Most growers like to start their seeds in a coco, peat or rockwool plug, these provide enough room for root development for the first week or two. After the first leaves come out your seedlings will need some more room and food, so it’s time for their first transplant. The first pot is usually smaller then 1 liter in size, some growers like to go as small as 200mL. Let’s say we’re aiming for a 10 liter pot to finish flowering in, in this scenario a 500 mL would be good to start with.
Two to three weeks after its first transplant, your cannabis plant is ready for its second transplant. This is the time it usually takes to develop three or four sets of leaves and the moment its first full sized leaves start to appear. Without transplanting, a young cannabis plant will become root bound and stop growing at some point after these first big leaves are developed. You can tell this is about to happen when you see a sudden burst of growth and the stem becomes thick enough to hold onto gently without snapping it. At this stage, where a seedling has truly become a small plant, it is time for the second re-potting. The second pot should be quite a bit bigger than the first one and should be large enough to last for most of the vegetative stage. A good fit for our root bound plant in the 500mL plastic cup would be at least a 2 liter pot, let’s say we’re using a 2.5 liter pot in this example.

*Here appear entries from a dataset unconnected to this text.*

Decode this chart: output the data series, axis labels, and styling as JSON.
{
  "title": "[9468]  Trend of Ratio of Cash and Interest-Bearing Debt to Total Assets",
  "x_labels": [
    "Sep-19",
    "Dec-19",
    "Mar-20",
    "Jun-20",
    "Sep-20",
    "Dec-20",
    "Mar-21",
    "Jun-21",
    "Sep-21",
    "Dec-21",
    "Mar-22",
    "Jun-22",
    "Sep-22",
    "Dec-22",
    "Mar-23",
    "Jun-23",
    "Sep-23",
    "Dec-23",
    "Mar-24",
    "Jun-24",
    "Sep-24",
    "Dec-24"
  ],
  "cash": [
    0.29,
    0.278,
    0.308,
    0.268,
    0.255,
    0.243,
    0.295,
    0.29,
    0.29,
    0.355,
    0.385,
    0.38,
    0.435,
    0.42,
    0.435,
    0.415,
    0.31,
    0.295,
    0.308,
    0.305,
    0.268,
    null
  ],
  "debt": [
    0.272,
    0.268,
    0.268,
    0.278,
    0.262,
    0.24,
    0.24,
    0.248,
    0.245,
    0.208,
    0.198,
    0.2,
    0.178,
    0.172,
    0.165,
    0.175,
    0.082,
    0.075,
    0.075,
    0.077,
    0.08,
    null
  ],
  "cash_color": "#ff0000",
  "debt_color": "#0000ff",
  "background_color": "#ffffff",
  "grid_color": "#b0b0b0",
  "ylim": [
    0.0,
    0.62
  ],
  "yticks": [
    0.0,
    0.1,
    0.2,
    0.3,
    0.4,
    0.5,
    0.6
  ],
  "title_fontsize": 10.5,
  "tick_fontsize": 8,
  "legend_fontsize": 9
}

Before actually completing the vegetative stage, it is time for the third transplant. For many growers, as well as in this example, this will be the final pot in which flowering stage is completed. By moving our cannabis plant from a 2.5 liter to a 10 liter pot, we’ll add plenty of space to grow roots during late veg and early flowering. We like to start flowering two weeks after the final transplant to make sure the cannabis plant will have completely adjusted to its new surroundings. A cannabis plant that has been grown, pruned and transplanted correctly during the vegetative stage will pay off during flowering and yield an enormous amount of medical marijuana.
The sizes mentioned here are all based on our preferences and work well for soil and soilless media like coconut coir. The best sizes for you and your setup might be very different, so experiment as much as you can to see what works best for your grows. Make it your goal to be able to feed every 2-3 days throughout the grow without overwatering. If your cannabis plant is in an appropriately sized pot, it will be able to draw all the moisture out of the medium in a few days.
Many medical marijuana growers are under the impression that the roots of a cannabis plant will fill out its pot during flowering. This is true, but the root zone will grow the most in the vegetative state so this is the time to shape them properly. If you want a cannabis plant with an optimal root system during flowering, you have to start by growing dense roots throughout the vegetative phase. Choosing the final pot size should be based on the roots having enough room to settle and then focus on feeding during the blooming phase.
The final transplant should take place 2 weeks before flowering your cannabis plant. This will allow time for the root zone to expand without becoming root bound for the rest of the cannabis plant life cycle. When flowering is induced, the root zone will continue to grow for the first 3-5 weeks, after which most of its energy will be geared towards developing heavy flower sets of medical marijuana.
We hope this article has been helpful and has increased your toolset for cannabis cultivation. We also hope to have given you some new ideas on how you can grow the best medical marijuana for your personal needs. As always, good luck growing and have fun with your cannabis plant!